Westmead Hospital, University of Sydney Medical School, Sydney, NSW 2145, Australia.
Prog Cardiovasc Dis. 2013 Jul-Aug;56(1):36-56. doi: 10.1016/j.pcad.2013.06.001. Epub 2013 Jul 23.
Peripheral arterial aneurysms are uncommon; for some aneurysm types, data are limited to case reports and small case series. There is no Level A evidence in most cases to determine the choice between open or endovascular intervention. The evolution of endovascular technology has vastly improved the armamentarium available to the vascular surgeon and interventionalists in the management of these rare and unusual aneurysms. The choice of operative approach will ultimately be determined on an individual basis, dependent on the patient risk factors, and aneurysm anatomy. After consideration, some aneurysms (femoral, subclavian, carotid and ECAA) fare better with an open first approach; renal, splenic and some visceral artery aneurysms do better with an endovascular first approach. In our practice PAAs are treated with an endovascular first approach. For these rare conditions, both open and endovascular therapy will continue to work in harmony to enhance and extend the capabilities of modern surgical management.

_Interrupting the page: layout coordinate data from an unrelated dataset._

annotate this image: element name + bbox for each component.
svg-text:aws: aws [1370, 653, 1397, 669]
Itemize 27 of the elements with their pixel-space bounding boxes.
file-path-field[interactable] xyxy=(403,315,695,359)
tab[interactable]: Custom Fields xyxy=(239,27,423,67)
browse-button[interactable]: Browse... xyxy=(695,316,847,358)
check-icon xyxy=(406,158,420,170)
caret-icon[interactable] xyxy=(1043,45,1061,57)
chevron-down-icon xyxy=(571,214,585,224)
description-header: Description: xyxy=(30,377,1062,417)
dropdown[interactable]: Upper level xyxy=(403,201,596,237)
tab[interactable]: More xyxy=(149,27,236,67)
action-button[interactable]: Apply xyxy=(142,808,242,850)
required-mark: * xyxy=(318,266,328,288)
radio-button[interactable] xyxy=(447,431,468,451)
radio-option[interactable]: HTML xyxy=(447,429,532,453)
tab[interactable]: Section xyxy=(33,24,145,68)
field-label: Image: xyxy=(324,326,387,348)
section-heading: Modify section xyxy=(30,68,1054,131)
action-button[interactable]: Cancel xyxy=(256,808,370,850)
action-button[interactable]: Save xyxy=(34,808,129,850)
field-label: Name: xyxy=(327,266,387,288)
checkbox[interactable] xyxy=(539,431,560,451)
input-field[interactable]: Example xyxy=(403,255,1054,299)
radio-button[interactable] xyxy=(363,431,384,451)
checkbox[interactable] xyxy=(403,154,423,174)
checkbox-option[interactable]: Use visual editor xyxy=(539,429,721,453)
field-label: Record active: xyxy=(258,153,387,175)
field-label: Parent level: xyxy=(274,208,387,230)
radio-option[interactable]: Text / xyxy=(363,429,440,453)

外周动脉动脉瘤并不常见;对于某些类型的动脉瘤,数据仅限于病例报告和小病例系列。在大多数情况下,没有 A 级证据来确定开放手术与血管内介入治疗之间的选择。血管外科医生和介入放射学家在管理这些罕见和不寻常的动脉瘤时,腔内技术的发展极大地丰富了可用的治疗手段。手术方法的选择最终将根据患者的危险因素和动脉瘤解剖结构进行个体化决定。经过考虑,一些动脉瘤(股动脉、锁骨下动脉、颈动脉和 ECAA)采用开放手术治疗效果更好;而肾动脉、脾动脉和一些内脏动脉动脉瘤则采用血管内介入治疗效果更好。在我们的实践中,PAAs 采用血管内介入治疗。对于这些罕见的疾病,开放手术和血管内治疗将继续协同工作,以增强和扩展现代外科管理的能力。